Un soir, mon pied a tourné sur un caillou. Le lendemain matin j'avais la cheville gonflée et je pouvais à peine me tenir debout. J'ai vu qu'il me serait impossible de faire le peloton.

—Va montrer ton pied au sergent, m'a dit un camarade. Comme il n'y a pas de médecin ici, il sera forcé de te faire remonter à Aïn-Halib et, pendant qu'on te soignera, tu seras mieux qu'ici, en prison.

Je monte clopin-clopant jusqu'à la baraque des chaouchs.

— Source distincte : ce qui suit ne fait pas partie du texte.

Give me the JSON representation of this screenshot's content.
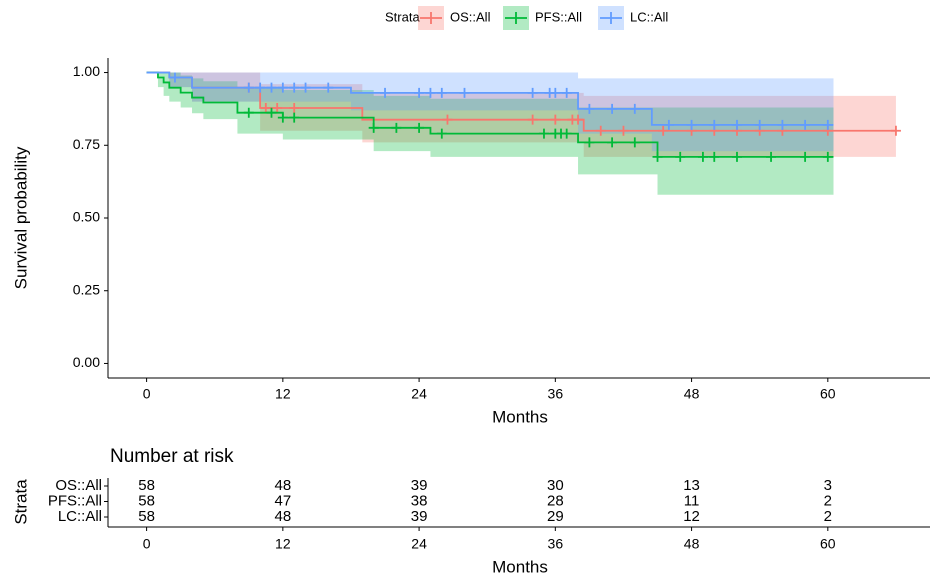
{
  "chart_data": {
    "type": "survival",
    "legend_title": "Strata",
    "x_label": "Months",
    "y_label": "Survival probability",
    "xlim": [
      -3.4,
      69
    ],
    "ylim": [
      -0.05,
      1.05
    ],
    "xticks": [
      0,
      12,
      24,
      36,
      48,
      60
    ],
    "yticks": [
      {
        "value": 0,
        "label": "0.00"
      },
      {
        "value": 0.25,
        "label": "0.25"
      },
      {
        "value": 0.5,
        "label": "0.50"
      },
      {
        "value": 0.75,
        "label": "0.75"
      },
      {
        "value": 1,
        "label": "1.00"
      }
    ],
    "legend_position": "top",
    "risk_table_title": "Number at risk",
    "series": [
      {
        "name": "OS::All",
        "color": "#F8766D",
        "x": [
          0,
          2,
          4,
          10,
          19,
          38.5,
          66
        ],
        "values": [
          1,
          0.983,
          0.948,
          0.878,
          0.838,
          0.8,
          0.8
        ],
        "lower": [
          1,
          0.95,
          0.9,
          0.8,
          0.76,
          0.71,
          0.69
        ],
        "upper": [
          1,
          1,
          1,
          0.96,
          0.93,
          0.92,
          0.92
        ],
        "censor_x": [
          9,
          10.5,
          11.5,
          13,
          26.5,
          34,
          36,
          37.5,
          38,
          40,
          42,
          45.5,
          48,
          50,
          52,
          54,
          56,
          60,
          66
        ],
        "at_risk": [
          58,
          48,
          39,
          30,
          13,
          3
        ]
      },
      {
        "name": "PFS::All",
        "color": "#00BA38",
        "x": [
          0,
          1,
          1.5,
          2,
          3,
          4,
          5,
          8,
          12,
          20,
          25,
          38,
          45,
          60.5
        ],
        "values": [
          1,
          0.983,
          0.966,
          0.948,
          0.931,
          0.914,
          0.897,
          0.862,
          0.845,
          0.81,
          0.79,
          0.76,
          0.71,
          0.71
        ],
        "lower": [
          1,
          0.95,
          0.92,
          0.9,
          0.88,
          0.86,
          0.84,
          0.79,
          0.77,
          0.73,
          0.71,
          0.65,
          0.58,
          0.58
        ],
        "upper": [
          1,
          1,
          1,
          1,
          0.99,
          0.98,
          0.97,
          0.95,
          0.94,
          0.92,
          0.91,
          0.88,
          0.88,
          0.88
        ],
        "censor_x": [
          9,
          11,
          12,
          13,
          20,
          22,
          24,
          26,
          35,
          36,
          36.5,
          37,
          39,
          41,
          43,
          45,
          47,
          49,
          50,
          52,
          55,
          58,
          60
        ],
        "at_risk": [
          58,
          47,
          38,
          28,
          11,
          2
        ]
      },
      {
        "name": "LC::All",
        "color": "#619CFF",
        "x": [
          0,
          2,
          4,
          18,
          38,
          44.5,
          60.5
        ],
        "values": [
          1,
          0.983,
          0.948,
          0.93,
          0.875,
          0.82,
          0.82
        ],
        "lower": [
          1,
          0.95,
          0.9,
          0.87,
          0.79,
          0.73,
          0.73
        ],
        "upper": [
          1,
          1,
          1,
          1,
          0.98,
          0.98,
          0.98
        ],
        "censor_x": [
          2.5,
          9,
          10,
          11,
          12,
          13,
          14,
          16,
          21,
          24,
          25,
          26,
          28,
          34,
          35.5,
          36,
          37,
          39,
          41,
          43,
          46,
          48,
          50,
          52,
          54,
          56,
          58,
          60
        ],
        "at_risk": [
          58,
          48,
          39,
          29,
          12,
          2
        ]
      }
    ]
  }
}
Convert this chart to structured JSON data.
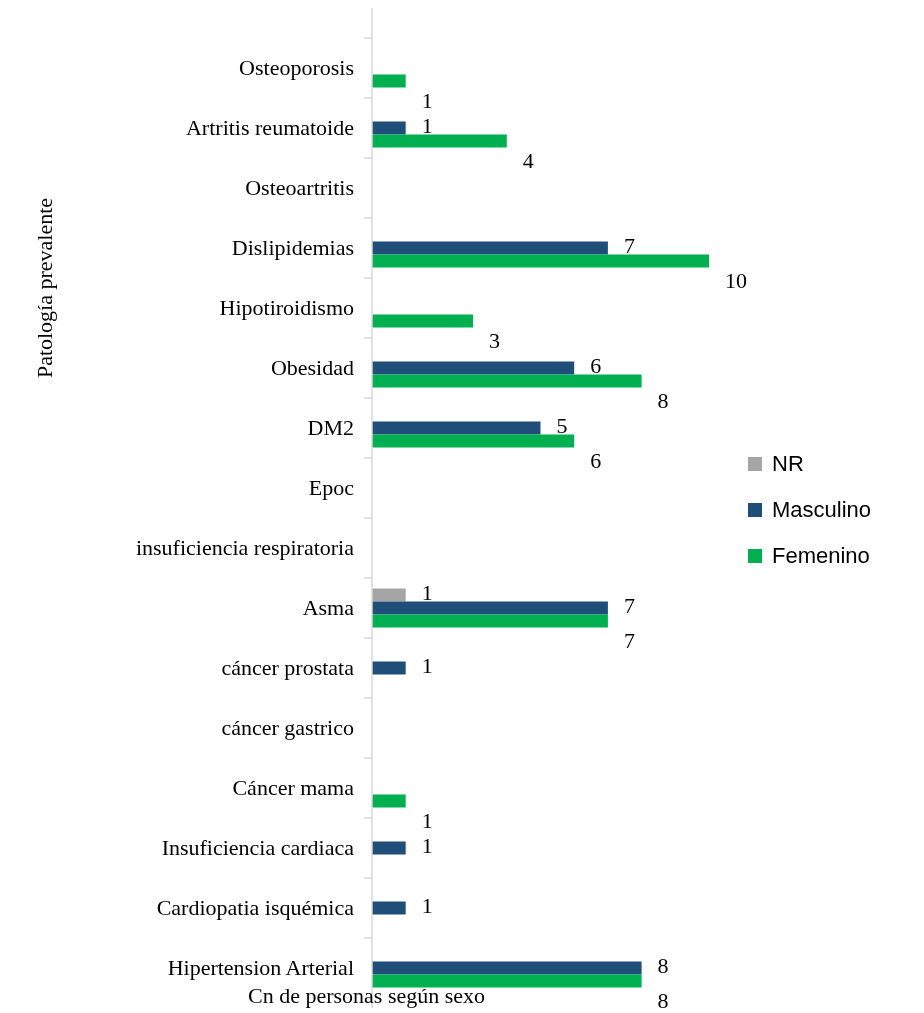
{
  "chart_data": {
    "type": "bar",
    "orientation": "horizontal",
    "xlabel": "Cn de personas según sexo",
    "ylabel": "Patología  prevalente",
    "categories": [
      "Osteoporosis",
      "Artritis reumatoide",
      "Osteoartritis",
      "Dislipidemias",
      "Hipotiroidismo",
      "Obesidad",
      "DM2",
      "Epoc",
      "insuficiencia respiratoria",
      "Asma",
      "cáncer prostata",
      "cáncer gastrico",
      "Cáncer  mama",
      "Insuficiencia cardiaca",
      "Cardiopatia isquémica",
      "Hipertension Arterial"
    ],
    "series": [
      {
        "name": "NR",
        "color": "#a5a5a5",
        "values": [
          null,
          null,
          null,
          null,
          null,
          null,
          null,
          null,
          null,
          1,
          null,
          null,
          null,
          null,
          null,
          null
        ]
      },
      {
        "name": "Masculino",
        "color": "#1f4e79",
        "values": [
          null,
          1,
          null,
          7,
          null,
          6,
          5,
          null,
          null,
          7,
          1,
          null,
          null,
          1,
          1,
          8
        ]
      },
      {
        "name": "Femenino",
        "color": "#00b050",
        "values": [
          1,
          4,
          null,
          10,
          3,
          8,
          6,
          null,
          null,
          7,
          null,
          null,
          1,
          null,
          null,
          8
        ]
      }
    ],
    "data_labels": true,
    "legend": "right",
    "grid": false,
    "tick_labels": "y"
  }
}
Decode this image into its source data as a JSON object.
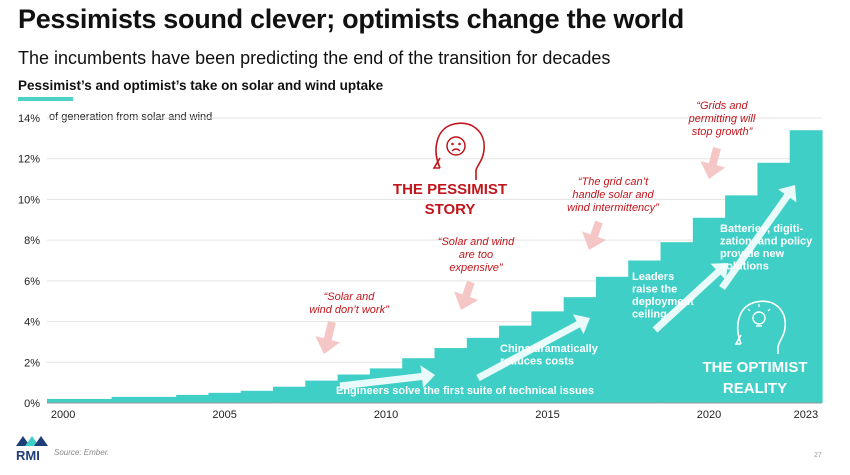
{
  "header": {
    "title": "Pessimists sound clever; optimists change the world",
    "subtitle": "The incumbents have been predicting the end of the transition for decades"
  },
  "footer": {
    "source": "Source: Ember.",
    "page_number": "27",
    "logo_text": "RMI"
  },
  "colors": {
    "bar": "#3fcfc6",
    "pessimist_red": "#c0161c",
    "pessimist_arrow": "#f5c6c6",
    "optimist_text": "#ffffff",
    "optimist_arrow": "#e8fbfa",
    "logo_blue": "#1f3e7a",
    "logo_teal": "#3fcfc6"
  },
  "chart_data": {
    "type": "bar",
    "title": "Pessimist’s and optimist’s take on solar and wind uptake",
    "ylabel": "of generation from solar and wind",
    "ylim": [
      0,
      14
    ],
    "y_ticks": [
      "0%",
      "2%",
      "4%",
      "6%",
      "8%",
      "10%",
      "12%",
      "14%"
    ],
    "x_tick_labels": [
      "2000",
      "2005",
      "2010",
      "2015",
      "2020",
      "2023"
    ],
    "categories": [
      "2000",
      "2001",
      "2002",
      "2003",
      "2004",
      "2005",
      "2006",
      "2007",
      "2008",
      "2009",
      "2010",
      "2011",
      "2012",
      "2013",
      "2014",
      "2015",
      "2016",
      "2017",
      "2018",
      "2019",
      "2020",
      "2021",
      "2022",
      "2023"
    ],
    "values": [
      0.2,
      0.2,
      0.3,
      0.3,
      0.4,
      0.5,
      0.6,
      0.8,
      1.1,
      1.4,
      1.7,
      2.2,
      2.7,
      3.2,
      3.8,
      4.5,
      5.2,
      6.2,
      7.0,
      7.9,
      9.1,
      10.2,
      11.8,
      13.4
    ],
    "pessimist": {
      "heading": [
        "THE PESSIMIST",
        "STORY"
      ],
      "quotes": [
        {
          "lines": [
            "“Solar and",
            "wind don’t work”"
          ]
        },
        {
          "lines": [
            "“Solar and wind",
            "are too",
            "expensive”"
          ]
        },
        {
          "lines": [
            "“The grid can’t",
            "handle solar and",
            "wind intermittency”"
          ]
        },
        {
          "lines": [
            "“Grids and",
            "permitting will",
            "stop growth”"
          ]
        }
      ]
    },
    "optimist": {
      "heading": [
        "THE OPTIMIST",
        "REALITY"
      ],
      "notes": [
        {
          "lines": [
            "Engineers solve the first suite of technical issues"
          ]
        },
        {
          "lines": [
            "China dramatically",
            "reduces costs"
          ]
        },
        {
          "lines": [
            "Leaders",
            "raise the",
            "deployment",
            "ceiling"
          ]
        },
        {
          "lines": [
            "Batteries, digiti-",
            "zation, and policy",
            "provide new",
            "solutions"
          ]
        }
      ]
    }
  }
}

—Qu'est-ce que vous voulez? vient me demander Craponi qui, étonné de me voir là, fait deux pas au-delà du seuil.

—Sergent, je me suis foulé le pied et je viens vous demander...

—Attendez-moi là un moment.

Il est rentré dans la maison, et en est sorti deux minutes après.

—Qu'est-ce que vous dites que vous avez?

—J'ai le pied foulé, sergent, et je voudrais monter à Aïn-Halib, pour me présenter devant le major, avec le convoi qui part aujourd'hui.